Get to know a Baker: Wanda Beaver, Wanda's Pie in the Sky
On a sunny, bustling spring afternoon, I joined Wanda Beaver in her cafe and bakery to discuss her passions and the history behind Wanda's Pie in the Sky. As the sun shone and the front patio was filled with customers, I knew that the corner of Augusta and Oxford was meant for Wanda and her baked delights.
Did you always want to be a baker?
I've always liked to bake. I grew up in Niagara, where there's a lot of fruit and so I always baked, even when I was eight or nine. It was one of those things that I just loved to do. I didn't think that I could take it seriously as a profession, but while I was at art school--at OCAD, in fact--I started baking. Somebody wanted my baked goods in their cafe, and it just grew organically from there.
What's the secret to making a delicious pie?
I've done a lot of baking classes. Pastry is one of those things that people are intimidated by. I even get people in my class who are actually chefs and bakers and they'll say "they never really teach you to make pies and pastries!" Everyone sort of makes the same mistake--they undermix the pastry initially because they're afraid. And so I teach them that you can mix it more in the beginning, and then when you add the liquid you mix it less. It's sort of a eureka moment where they go "Now I get it!"
What's one of the most challenging baked goods to make?
I've been kind of fearless when it comes to baking. I'm always willing to try something, and it's a matter of patience. Admittedly, puff pastry is a bit of a challenge--I'm actually making some today. Also, I have to come up with a recipe for cheese and mustard pastries for somebody who has a mustard business. And bread is a challenge, too. It's something that we started making a lot more of about four years ago, with a sourdough. It takes a lot of practice.
Did you work elsewhere before opening Wanda's?
I've pretty well been self-employed for 25 years. In school, I had part-time jobs, but nothing food-related. Before I moved to Toronto 35 years ago, I practiced transcendental meditation and I worked at a number of meditation retreats. I was living in California, and I thought this is a fun way to see the world and travel. That's probably the only other experience that I had where I worked for somebody else.
Why did you move from Yorkville to Kensington Market?
We've been in Kensington for four years now. The bakery is here, the cafe, as well as the retail bake shop, whereas before we had the bakery in the west end, in an industrial area. Our place in Yorkville was tiny and we also had another location on Mount Pleasant--a small bakery, not a cafe as much as a bake shop. At one point, we had three locations and they overlapped. Now everything is here, and really, I find that one location works best.
Having a bakery in the middle of the city was a big order to fill. You can't find real estate in the city that's affordable for the bakery--but we did, and it's a great location. Corner spot, patio, a place where everyone can come.

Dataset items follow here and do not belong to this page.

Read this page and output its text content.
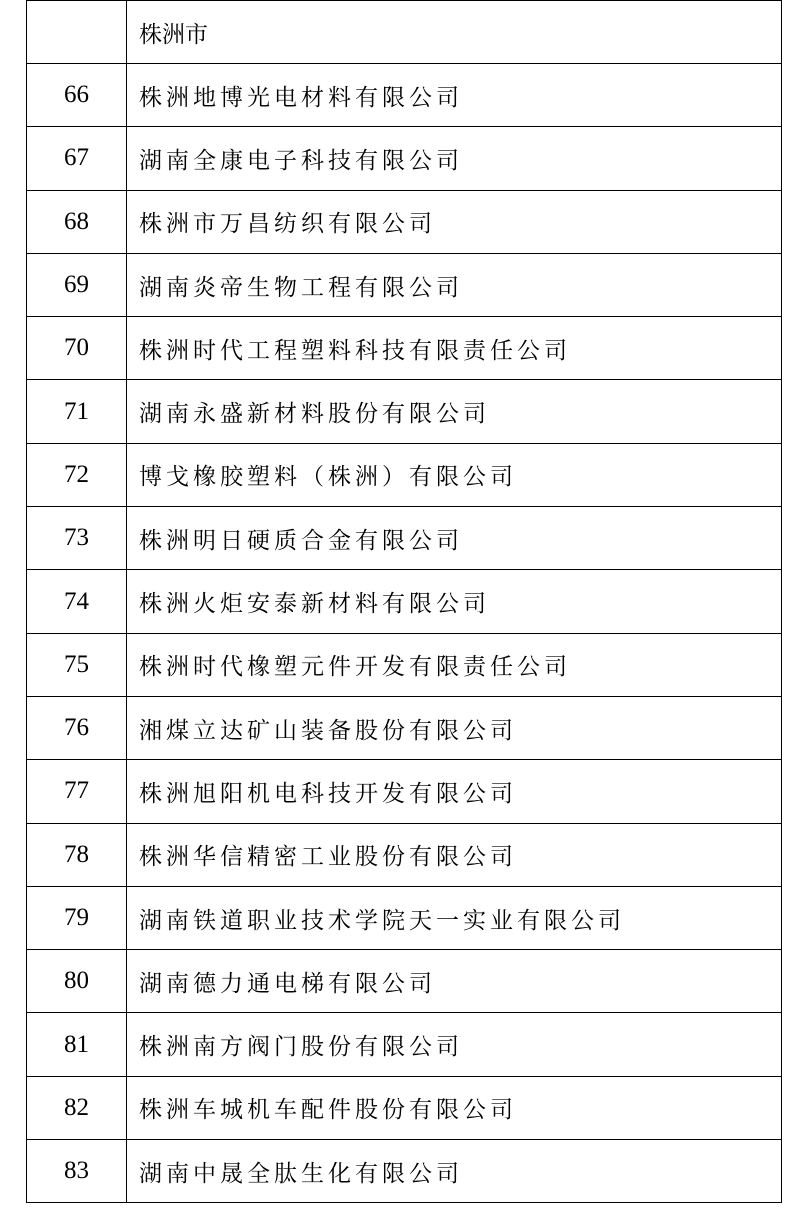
	株洲市
66	株洲地博光电材料有限公司
67	湖南全康电子科技有限公司
68	株洲市万昌纺织有限公司
69	湖南炎帝生物工程有限公司
70	株洲时代工程塑料科技有限责任公司
71	湖南永盛新材料股份有限公司
72	博戈橡胶塑料（株洲）有限公司
73	株洲明日硬质合金有限公司
74	株洲火炬安泰新材料有限公司
75	株洲时代橡塑元件开发有限责任公司
76	湘煤立达矿山装备股份有限公司
77	株洲旭阳机电科技开发有限公司
78	株洲华信精密工业股份有限公司
79	湖南铁道职业技术学院天一实业有限公司
80	湖南德力通电梯有限公司
81	株洲南方阀门股份有限公司
82	株洲车城机车配件股份有限公司
83	湖南中晟全肽生化有限公司
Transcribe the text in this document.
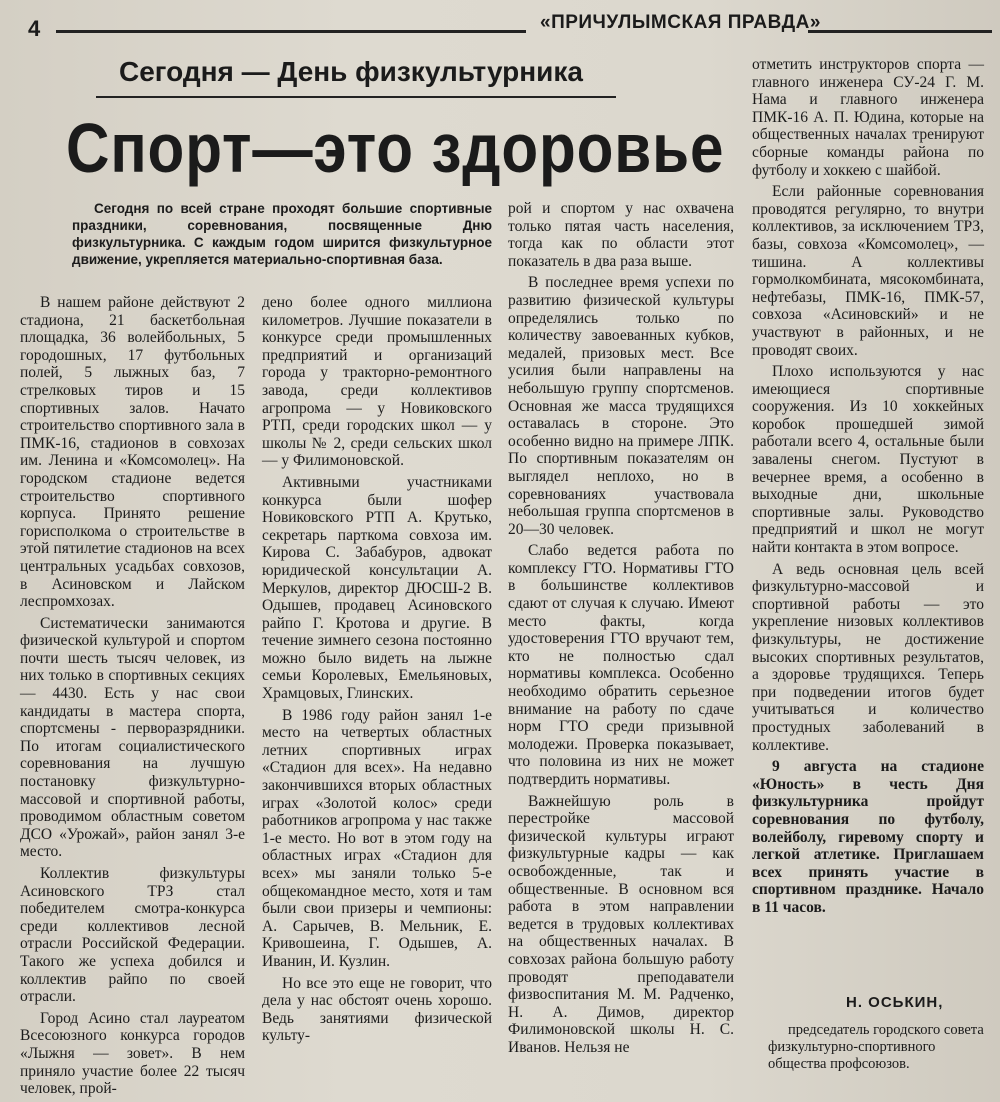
4	«ПРИЧУЛЫМСКАЯ ПРАВДА»
Сегодня — День физкультурника
Спорт—это здоровье

Сегодня по всей стране проходят большие спортивные праздники, соревнования, посвященные Дню физкультурника. С каждым годом ширится физкультурное движение, укрепляется материально-спортивная база.

В нашем районе действуют 2 стадиона, 21 баскетбольная площадка, 36 волейбольных, 5 городошных, 17 футбольных полей, 5 лыжных баз, 7 стрелковых тиров и 15 спортивных залов. Начато строительство спортивного зала в ПМК-16, стадионов в совхозах им. Ленина и «Комсомолец». На городском стадионе ведется строительство спортивного корпуса. Принято решение горисполкома о строительстве в этой пятилетие стадионов на всех центральных усадьбах совхозов, в Асиновском и Лайском леспромхозах.

Систематически занимаются физической культурой и спортом почти шесть тысяч человек, из них только в спортивных секциях — 4430. Есть у нас свои кандидаты в мастера спорта, спортсмены - перворазрядники. По итогам социалистического соревнования на лучшую постановку физкультурно-массовой и спортивной работы, проводимом областным советом ДСО «Урожай», район занял 3-е место.

Коллектив физкультуры Асиновского ТРЗ стал победителем смотра-конкурса среди коллективов лесной отрасли Российской Федерации. Такого же успеха добился и коллектив райпо по своей отрасли.

Город Асино стал лауреатом Всесоюзного конкурса городов «Лыжня — зовет». В нем приняло участие более 22 тысяч человек, прой-

дено более одного миллиона километров. Лучшие показатели в конкурсе среди промышленных предприятий и организаций города у тракторно-ремонтного завода, среди коллективов агропрома — у Новиковского РТП, среди городских школ — у школы № 2, среди сельских школ — у Филимоновской.

Активными участниками конкурса были шофер Новиковского РТП А. Крутько, секретарь парткома совхоза им. Кирова С. Забабуров, адвокат юридической консультации А. Меркулов, директор ДЮСШ-2 В. Одышев, продавец Асиновского райпо Г. Кротова и другие. В течение зимнего сезона постоянно можно было видеть на лыжне семьи Королевых, Емельяновых, Храмцовых, Глинских.

В 1986 году район занял 1-е место на четвертых областных летних спортивных играх «Стадион для всех». На недавно закончившихся вторых областных играх «Золотой колос» среди работников агропрома у нас также 1-е место. Но вот в этом году на областных играх «Стадион для всех» мы заняли только 5-е общекомандное место, хотя и там были свои призеры и чемпионы: А. Сарычев, В. Мельник, Е. Кривошеина, Г. Одышев, А. Иванин, И. Кузлин.

Но все это еще не говорит, что дела у нас обстоят очень хорошо. Ведь занятиями физической культу-

рой и спортом у нас охвачена только пятая часть населения, тогда как по области этот показатель в два раза выше.

В последнее время успехи по развитию физической культуры определялись только по количеству завоеванных кубков, медалей, призовых мест. Все усилия были направлены на небольшую группу спортсменов. Основная же масса трудящихся оставалась в стороне. Это особенно видно на примере ЛПК. По спортивным показателям он выглядел неплохо, но в соревнованиях участвовала небольшая группа спортсменов в 20—30 человек.

Слабо ведется работа по комплексу ГТО. Нормативы ГТО в большинстве коллективов сдают от случая к случаю. Имеют место факты, когда удостоверения ГТО вручают тем, кто не полностью сдал нормативы комплекса. Особенно необходимо обратить серьезное внимание на работу по сдаче норм ГТО среди призывной молодежи. Проверка показывает, что половина из них не может подтвердить нормативы.

Важнейшую роль в перестройке массовой физической культуры играют физкультурные кадры — как освобожденные, так и общественные. В основном вся работа в этом направлении ведется в трудовых коллективах на общественных началах. В совхозах района большую работу проводят преподаватели физвоспитания М. М. Радченко, Н. А. Димов, директор Филимоновской школы Н. С. Иванов. Нельзя не

отметить инструкторов спорта — главного инженера СУ-24 Г. М. Нама и главного инженера ПМК-16 А. П. Юдина, которые на общественных началах тренируют сборные команды района по футболу и хоккею с шайбой.

Если районные соревнования проводятся регулярно, то внутри коллективов, за исключением ТРЗ, базы, совхоза «Комсомолец», — тишина. А коллективы гормолкомбината, мясокомбината, нефтебазы, ПМК-16, ПМК-57, совхоза «Асиновский» и не участвуют в районных, и не проводят своих.

Плохо используются у нас имеющиеся спортивные сооружения. Из 10 хоккейных коробок прошедшей зимой работали всего 4, остальные были завалены снегом. Пустуют в вечернее время, а особенно в выходные дни, школьные спортивные залы. Руководство предприятий и школ не могут найти контакта в этом вопросе.

А ведь основная цель всей физкультурно-массовой и спортивной работы — это укрепление низовых коллективов физкультуры, не достижение высоких спортивных результатов, а здоровье трудящихся. Теперь при подведении итогов будет учитываться и количество простудных заболеваний в коллективе.

9 августа на стадионе «Юность» в честь Дня физкультурника пройдут соревнования по футболу, волейболу, гиревому спорту и легкой атлетике. Приглашаем всех принять участие в спортивном празднике. Начало в 11 часов.

Н. ОСЬКИН,
председатель городского совета физкультурно-спортивного общества профсоюзов.
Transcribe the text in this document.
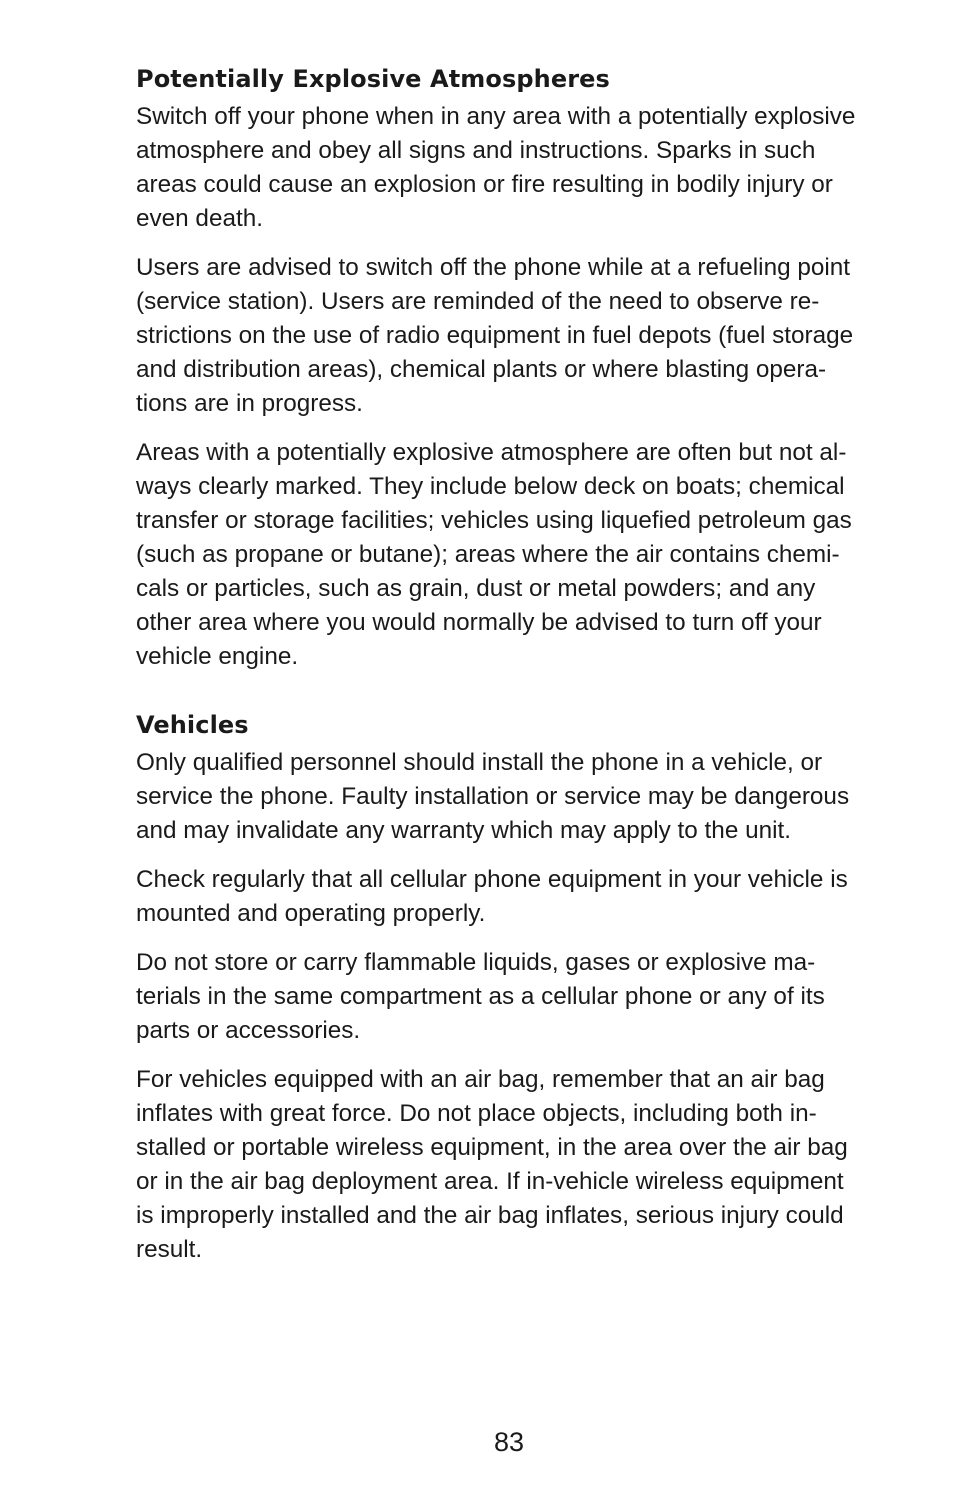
Potentially Explosive Atmospheres

Switch off your phone when in any area with a potentially explosive
atmosphere and obey all signs and instructions. Sparks in such
areas could cause an explosion or fire resulting in bodily injury or
even death.

Users are advised to switch off the phone while at a refueling point
(service station). Users are reminded of the need to observe re-
strictions on the use of radio equipment in fuel depots (fuel storage
and distribution areas), chemical plants or where blasting opera-
tions are in progress.

Areas with a potentially explosive atmosphere are often but not al-
ways clearly marked. They include below deck on boats; chemical
transfer or storage facilities; vehicles using liquefied petroleum gas
(such as propane or butane); areas where the air contains chemi-
cals or particles, such as grain, dust or metal powders; and any
other area where you would normally be advised to turn off your
vehicle engine.

Vehicles

Only qualified personnel should install the phone in a vehicle, or
service the phone. Faulty installation or service may be dangerous
and may invalidate any warranty which may apply to the unit.

Check regularly that all cellular phone equipment in your vehicle is
mounted and operating properly.

Do not store or carry flammable liquids, gases or explosive ma-
terials in the same compartment as a cellular phone or any of its
parts or accessories.

For vehicles equipped with an air bag, remember that an air bag
inflates with great force. Do not place objects, including both in-
stalled or portable wireless equipment, in the area over the air bag
or in the air bag deployment area. If in-vehicle wireless equipment
is improperly installed and the air bag inflates, serious injury could
result.

83
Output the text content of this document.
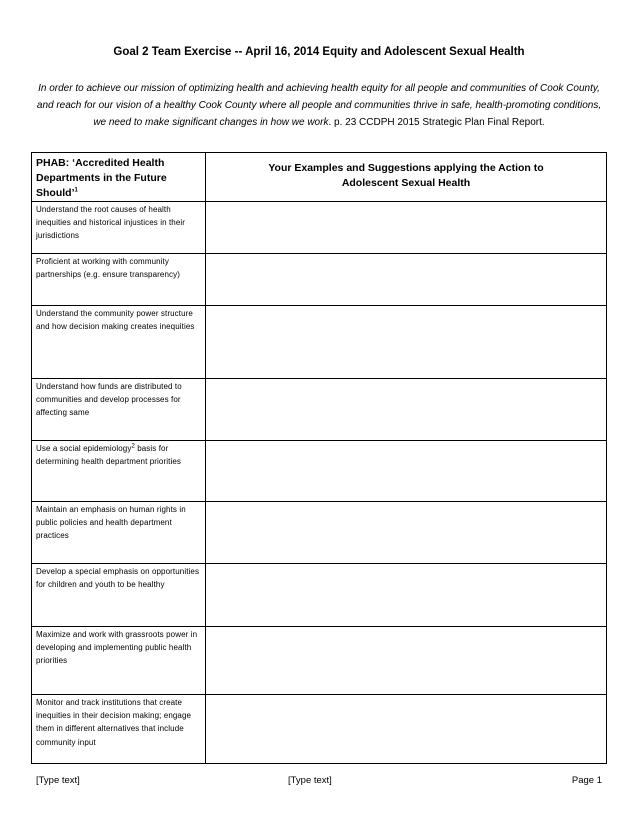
Goal 2 Team Exercise -- April 16, 2014 Equity and Adolescent Sexual Health
In order to achieve our mission of optimizing health and achieving health equity for all people and communities of Cook County, and reach for our vision of a healthy Cook County where all people and communities thrive in safe, health-promoting conditions, we need to make significant changes in how we work. p. 23 CCDPH 2015 Strategic Plan Final Report.
PHAB: ‘Accredited Health Departments in the Future Should’$^1$	Your Examples and Suggestions applying the Action to Adolescent Sexual Health

Understand the root causes of health inequities and historical injustices in their jurisdictions	

Proficient at working with community partnerships (e.g. ensure transparency)	

Understand the community power structure and how decision making creates inequities	

Understand how funds are distributed to communities and develop processes for affecting same	

Use a social epidemiology$^2$ basis for determining health department priorities	

Maintain an emphasis on human rights in public policies and health department practices	

Develop a special emphasis on opportunities for children and youth to be healthy	

Maximize and work with grassroots power in developing and implementing public health priorities	

Monitor and track institutions that create inequities in their decision making; engage them in different alternatives that include community input	

[Type text]	[Type text]	Page 1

What are the best and worst parts of owning your own business?
I would say the best and worst is employees. It's a big challenge. Right now, I've got a great crew. They're like 21-year-old kids who work for you, and I really enjoy it. Some of the worst things are dealing with the government, taxes, insurance companies, and that kind of thing. Customers are the biggest joy, that's why we're here. I love people coming in--they get a product and they know it's good.
What are your future plans for Wanda's?
I don't want another location. I find quality control is really important to me, and as much as I have great staff, every day is a challenge just for quality control. You always have to be on top of everything, all the time. And frankly, I don't want an empire. I'm not looking for expansion--in fact, we're expanding in our present location to make a better patio and a roof garden. It's already in the plan, we're going to do it this year--the plan is to grow herbs and tomatoes.
We'll start small the first year, but it's a 2,000 square foot roof and we'll be getting it properly engineered, and everything will be made with recycled materials. Everything's going to be done in the most ecological way. We also want to sell ice cream on a larger scale.
Where would we find you on your days off?
Well, I don't get many days off but I have a huge garden at home. I love to garden and going antiquing. Like I said, I do transcendental meditation so I go off on retreats if I can. I meditate every day twice a day, and it keeps me sane.
RAPID FIRE QUESTIONS
Most underrated baking ingredient? Fruit.
Best baking appliance/tool? Food processor.
One baked good you can't live without? Our Dulce de Leche macarons.
Next hot trend in baking? Pies for weddings.
One thing that you would never bake? Anything with lard.
Favourite cookbook? Pie and Pastry Bible by Rose Levy Beranbaum.